When you call this tool, you'll get back a JSON object with the fields below. If you're talking to it through an AI assistant, the assistant reads these for you and explains them in plain language — you don't need to memorize them.

FieldTypeWhat you'll see in it

domain

string

The analyzed domain

timestamp

string

ISO 8601 timestamp of the analysis

whois

object

RDAP/WHOIS registration data: registrar (name, URL (web address)), dates (created, updated, expires), nameservers, EPP status codes, DNSSEC (Domain Name System Security Extensions) status

registrar_reputation

object

Registrar trust assessment: name, reputation score (0-100), and grade (A+ to F) based on ICANN accreditation and abuse rate data

ssl

object

SSL (Secure Sockets Layer) certificate status: validity, issuer, not_before/not_after dates, days until expiry, chain validation status

ct_logs

object

Certificate Transparency log entries from crt.sh: total certificates found, certificate IDs, issuance dates, issuers, and Subject Alternative Names (SANs)

subdomains

object

Discovered subdomains via CT logs (Certificate Transparency logs) with DNS (Domain Name System) verification: total found, active/inactive status per subdomain

age

object

Domain age analysis: age in days/years, creation date, and newly registered flag

dns_provider

object

DNS (Domain Name System) provider detection: provider name, type (CDN (Content Delivery Network), cloud, managed, registrar), nameservers, confidence score

threat

object

Threat intelligence: is_threat flag, URLhaus listing data (listed, category, url_count), and threat feed matches (feed name, source)

email_security

object

Email security: SPF (Sender Policy Framework) (exists, policy), DKIM (DomainKeys Identified Mail) (exists, selector count), DMARC (Domain-based Message Authentication, Reporting and Conformance) (exists, policy), overall score/grade, spoofing risk level, protected flag

summary

object

Risk assessment: risk level (low/medium/high/critical), established flag, SSL (Secure Sockets Layer) validity, infrastructure score (0-100), threat_detected flag, email_protected flag

_errors

object

Per-component error details when components fail. Maps component name to error message. Only present when errors occur.

meta

object

Request metadata: request_id, response_time_ms, components_fetched, components_cached, partial_failure flag

Words you might be wondering about

If any words on this page felt like jargon, here's a plain-language version. Click any linked term to read a full beginner-friendly guide.

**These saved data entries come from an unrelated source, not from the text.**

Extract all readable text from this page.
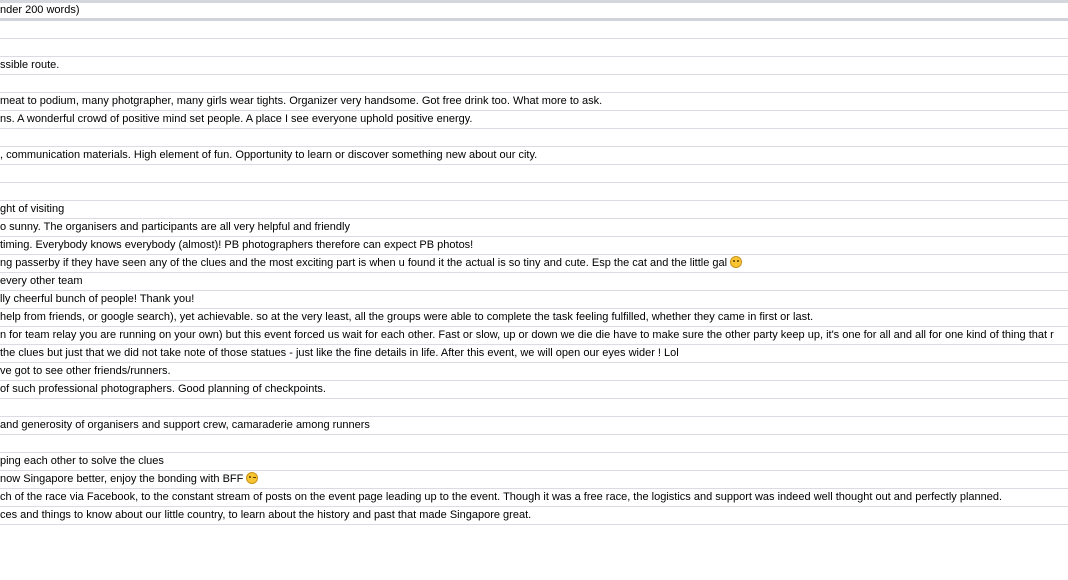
nder 200 words)
ssible route.
meat to podium, many photgrapher, many girls wear tights. Organizer very handsome. Got free drink too. What more to ask.
ns. A wonderful crowd of positive mind set people. A place I see everyone uphold positive energy.
, communication materials. High element of fun. Opportunity to learn or discover something new about our city.
ght of visiting
o sunny. The organisers and participants are all very helpful and friendly
timing. Everybody knows everybody (almost)! PB photographers therefore can expect PB photos!
ng passerby if they have seen any of the clues and the most exciting part is when u found it the actual is so tiny and cute. Esp the cat and the little gal
every other team
lly cheerful bunch of people! Thank you!
help from friends, or google search), yet achievable. so at the very least, all the groups were able to complete the task feeling fulfilled, whether they came in first or last.
n for team relay you are running on your own) but this event forced us wait for each other. Fast or slow, up or down we die die have to make sure the other party keep up, it's one for all and all for one kind of thing that r
the clues but just that we did not take note of those statues - just like the fine details in life. After this event, we will open our eyes wider ! Lol
ve got to see other friends/runners.
of such professional photographers. Good planning of checkpoints.
and generosity of organisers and support crew, camaraderie among runners
ping each other to solve the clues
now Singapore better, enjoy the bonding with BFF
ch of the race via Facebook, to the constant stream of posts on the event page leading up to the event. Though it was a free race, the logistics and support was indeed well thought out and perfectly planned.
ces and things to know about our little country, to learn about the history and past that made Singapore great.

DNS (Domain Name System) — The internet's address book. When you type a website name, DNS turns it into the actual numeric address computers use to find each other.

API (Application Programming Interface) — A way for one program to ask another program for something — like a waiter taking your order to the kitchen.

SSL (Secure Sockets Layer) — The original encryption used by HTTPS. The name stuck even though every modern site actually uses TLS, the newer replacement.

DNSSEC (Domain Name System Security Extensions) — A way to digitally sign DNS records so attackers can't trick your computer into looking up the wrong server.

WHOIS (who is) — A public record that tells you who registered a domain name, when, and through which company. Modern WHOIS is now called RDAP but most people still say 'WHOIS'.